Intervention de Bertrand Badie

Délégation sénatoriale à la prospective — Réunion du 7 mars 2019 à 8h30
Audition de M. Bertrand Badie professeur des universités à l'institut d'études politiques de paris

Bertrand Badie, professeur des Universités à l'Institut d'études politiques de Paris :

Mon métier consiste précisément à chercher à identifier les causes des phénomènes, globales ou individuelles. C'est donc un compliment que vous m'adressez, monsieur le rapporteur, car la rigueur scientifique exige d'hésiter entre cause locale et cause globale !

Je vous rejoins sur le fait que la première vague populiste était liée à la première mondialisation : je l'ai précisé. Discutons à présent du remède, mais soyons modestes car, même en médecine, toutes les pathologies ne se guérissent pas. Or je crains que la pharmacie politique ne contienne pas encore le remède contre le populisme. Je prendrai toutefois votre balle au bond à propos de la souveraineté nationale : je crois que la notion de souveraineté a changé de sens depuis le XIXe siècle, et j'ai très peur des discours souverainistes qui considèrent la souveraineté actuelle comme au temps de Louis-Philippe.

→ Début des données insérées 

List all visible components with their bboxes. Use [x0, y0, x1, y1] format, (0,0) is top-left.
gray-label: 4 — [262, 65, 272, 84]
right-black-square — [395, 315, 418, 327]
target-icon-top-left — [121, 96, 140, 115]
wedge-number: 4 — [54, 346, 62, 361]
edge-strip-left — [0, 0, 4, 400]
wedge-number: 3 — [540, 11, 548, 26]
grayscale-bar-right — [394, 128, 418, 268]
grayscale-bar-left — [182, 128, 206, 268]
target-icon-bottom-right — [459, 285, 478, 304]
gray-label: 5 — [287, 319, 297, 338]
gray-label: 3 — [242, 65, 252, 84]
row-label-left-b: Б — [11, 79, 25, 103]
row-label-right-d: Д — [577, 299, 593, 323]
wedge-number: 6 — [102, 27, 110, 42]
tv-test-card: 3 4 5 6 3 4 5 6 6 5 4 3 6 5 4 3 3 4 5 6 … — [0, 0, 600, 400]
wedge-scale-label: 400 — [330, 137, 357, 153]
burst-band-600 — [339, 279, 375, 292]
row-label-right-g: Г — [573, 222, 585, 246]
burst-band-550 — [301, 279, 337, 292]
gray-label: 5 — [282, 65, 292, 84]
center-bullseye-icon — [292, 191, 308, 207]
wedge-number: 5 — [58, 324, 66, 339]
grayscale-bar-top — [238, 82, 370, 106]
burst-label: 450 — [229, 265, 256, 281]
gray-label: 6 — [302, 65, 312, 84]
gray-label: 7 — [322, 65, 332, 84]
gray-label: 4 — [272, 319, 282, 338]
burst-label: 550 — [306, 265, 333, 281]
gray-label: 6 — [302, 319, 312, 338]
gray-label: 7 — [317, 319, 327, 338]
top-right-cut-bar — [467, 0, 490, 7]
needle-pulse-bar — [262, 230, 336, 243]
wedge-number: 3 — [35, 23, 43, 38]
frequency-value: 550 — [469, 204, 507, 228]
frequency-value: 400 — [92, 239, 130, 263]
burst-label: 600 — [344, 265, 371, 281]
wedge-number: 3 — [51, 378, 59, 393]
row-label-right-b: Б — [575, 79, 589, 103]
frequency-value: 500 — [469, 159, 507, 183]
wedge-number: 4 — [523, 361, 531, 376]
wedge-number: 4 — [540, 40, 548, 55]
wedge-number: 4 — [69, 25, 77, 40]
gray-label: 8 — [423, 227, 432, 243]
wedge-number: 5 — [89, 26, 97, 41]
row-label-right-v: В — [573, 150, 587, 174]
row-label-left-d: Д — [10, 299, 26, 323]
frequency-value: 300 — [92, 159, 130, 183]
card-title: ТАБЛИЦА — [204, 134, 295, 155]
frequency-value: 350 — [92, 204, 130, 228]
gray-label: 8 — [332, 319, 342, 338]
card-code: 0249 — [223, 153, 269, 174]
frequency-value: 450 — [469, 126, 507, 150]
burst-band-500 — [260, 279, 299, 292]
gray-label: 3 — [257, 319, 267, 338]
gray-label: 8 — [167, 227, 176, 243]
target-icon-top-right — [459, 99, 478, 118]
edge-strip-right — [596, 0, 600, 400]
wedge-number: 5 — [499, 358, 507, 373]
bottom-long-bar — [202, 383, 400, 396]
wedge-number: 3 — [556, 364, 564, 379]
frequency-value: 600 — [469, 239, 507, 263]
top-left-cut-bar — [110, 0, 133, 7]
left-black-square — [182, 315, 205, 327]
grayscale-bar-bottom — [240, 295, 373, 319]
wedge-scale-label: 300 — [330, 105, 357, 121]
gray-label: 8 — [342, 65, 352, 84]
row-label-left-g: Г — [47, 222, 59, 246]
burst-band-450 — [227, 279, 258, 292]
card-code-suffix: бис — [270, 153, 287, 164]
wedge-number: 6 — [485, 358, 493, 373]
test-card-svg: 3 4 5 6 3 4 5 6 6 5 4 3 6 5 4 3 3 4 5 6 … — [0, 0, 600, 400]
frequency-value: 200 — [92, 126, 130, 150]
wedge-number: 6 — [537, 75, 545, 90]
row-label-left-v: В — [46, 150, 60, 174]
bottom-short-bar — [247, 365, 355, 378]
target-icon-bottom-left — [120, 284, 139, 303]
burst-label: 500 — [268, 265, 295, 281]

S'il est vrai que la souveraineté nationale reste une matrice, tout l'art politique consiste à lui faire tirer les conséquences des transformations du contexte international, et ce n'est pas nouveau. Et cela n'a hélas pas été fait au moment opportun, dans les années 1960 ou 1970. Je pense qu'en France, l'homme qui a le mieux compris ce nouveau contexte est le général de Gaulle, qui avait en effet vu dès son arrivée au pouvoir que l'avenir du système international ne se jouait pas sur la pérennisation du clivage est-ouest, mais dans le rapport nord-sud. D'où sa politique arabe, son voyage en Amérique latine ou la reconnaissance de la Chine. Or ce travail n'a pas été poursuivi ! Il est tout de même extraordinaire que, pour résoudre les crises mondiales, nous ne soyons pas capables de construire un partenariat avec la Chine, qui est tout de même la puissance déterminante de l'avenir. J'ai souvenir d'une réception à l'ambassade de Chine en octobre 2017 au cours de laquelle l'ambassadeur de Chine avait salué le caractère exemplaire des relations franco-chinoises, car le président Macron, depuis son élection, s'était entretenu cinq minutes au téléphone avec le président Xi Jinping... Manière très diplomatique de dire que quelque chose ne va pas ! Bref, il aurait fallu mettre la souveraineté nationale davantage en marche - sans jeu de mots, bien sûr.